Je veux me loger, impossible de trouver ni une chambre ni un lit. J’avise une chaise où j’aurais pu, comme Napoléon 1er à la veille d’Austerlitz, sommeiller une heure et demie; cette chaise même est louée par un officier prussien qui en prend possession sous mes yeux. Si du moins j’avais pu trouver quelque chose à boire ou à manger; mais les soldats se sont tout approprié, et j’en suis réduit à aller l’estomac creux, me promener dans les rues de la ville couvertes de deux pieds de neige.
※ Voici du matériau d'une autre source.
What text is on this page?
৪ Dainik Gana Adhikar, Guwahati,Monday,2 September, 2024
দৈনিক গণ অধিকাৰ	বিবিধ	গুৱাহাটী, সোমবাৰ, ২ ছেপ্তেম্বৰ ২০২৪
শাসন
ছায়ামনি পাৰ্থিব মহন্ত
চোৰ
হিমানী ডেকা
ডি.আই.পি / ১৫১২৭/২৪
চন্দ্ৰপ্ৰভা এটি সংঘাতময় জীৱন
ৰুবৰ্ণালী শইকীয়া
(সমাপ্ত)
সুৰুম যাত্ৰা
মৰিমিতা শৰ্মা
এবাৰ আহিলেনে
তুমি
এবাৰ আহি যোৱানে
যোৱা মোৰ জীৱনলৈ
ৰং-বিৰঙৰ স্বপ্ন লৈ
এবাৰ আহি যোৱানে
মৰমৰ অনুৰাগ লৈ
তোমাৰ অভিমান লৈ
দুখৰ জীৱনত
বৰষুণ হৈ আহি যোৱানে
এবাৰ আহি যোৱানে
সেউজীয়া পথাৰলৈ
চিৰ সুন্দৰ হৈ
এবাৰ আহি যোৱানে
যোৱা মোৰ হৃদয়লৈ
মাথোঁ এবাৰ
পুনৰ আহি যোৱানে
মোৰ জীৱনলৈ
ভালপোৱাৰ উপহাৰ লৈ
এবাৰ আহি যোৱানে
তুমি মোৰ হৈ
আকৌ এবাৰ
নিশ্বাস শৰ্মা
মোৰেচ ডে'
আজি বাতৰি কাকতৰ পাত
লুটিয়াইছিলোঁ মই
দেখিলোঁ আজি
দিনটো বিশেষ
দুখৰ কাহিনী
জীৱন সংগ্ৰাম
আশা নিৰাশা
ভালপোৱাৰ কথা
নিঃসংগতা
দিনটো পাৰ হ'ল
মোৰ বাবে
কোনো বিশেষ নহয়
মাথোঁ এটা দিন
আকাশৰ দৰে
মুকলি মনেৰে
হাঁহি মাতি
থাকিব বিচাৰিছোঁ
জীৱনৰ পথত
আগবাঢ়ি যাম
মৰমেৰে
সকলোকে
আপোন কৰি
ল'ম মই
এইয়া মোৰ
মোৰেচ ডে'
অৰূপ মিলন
Tout à coup la nouvelle se répand que les Autrichiens sont entrés à Schleswig. Cette nouvelle produit parmi les troupes un effet d’enthousiasme. Seuls les habitants de Rendsburg restent calmes. Ils semblent indifférents à tout ce qui se fait autour d’eux. - Le bonheur d’avoir été délivré du joug des Danois les rend muets, me dit un officier prussien. - Je voulus bien le croire, et je résolus d’utiliser le temps de loisir qui m’était fait forcément donné à me rendre à Schleswig (33 km) L’entreprise était pénible, mais mieux encore valait passer la nuit à marcher vers cette ville que d’enfoncer sans but dans la neige de Rendsburg.
En route pour Schleswig
Je trouvai un compagnon de voyage, et nous voilà partis par 14 degrés centigrades, ne connaissant aucun chemin, mais gaiement.
Le chemin, heureusement, n’était difficile, ni à trouver ni à parcourir. C’est une chaussée à peu près en ligne droite, flanquée de deux talus d’environ six pieds d’élévation. Ces talus sont destinés à protéger la route des inondations assez fréquentes dans ces parages. Le pays tout entier a un aspect de désolation que rendaient plus triste encore les événements du moment. Des marais bordent la route sur laquelle nous marchons deux heures sans rencontrer âme qui vive.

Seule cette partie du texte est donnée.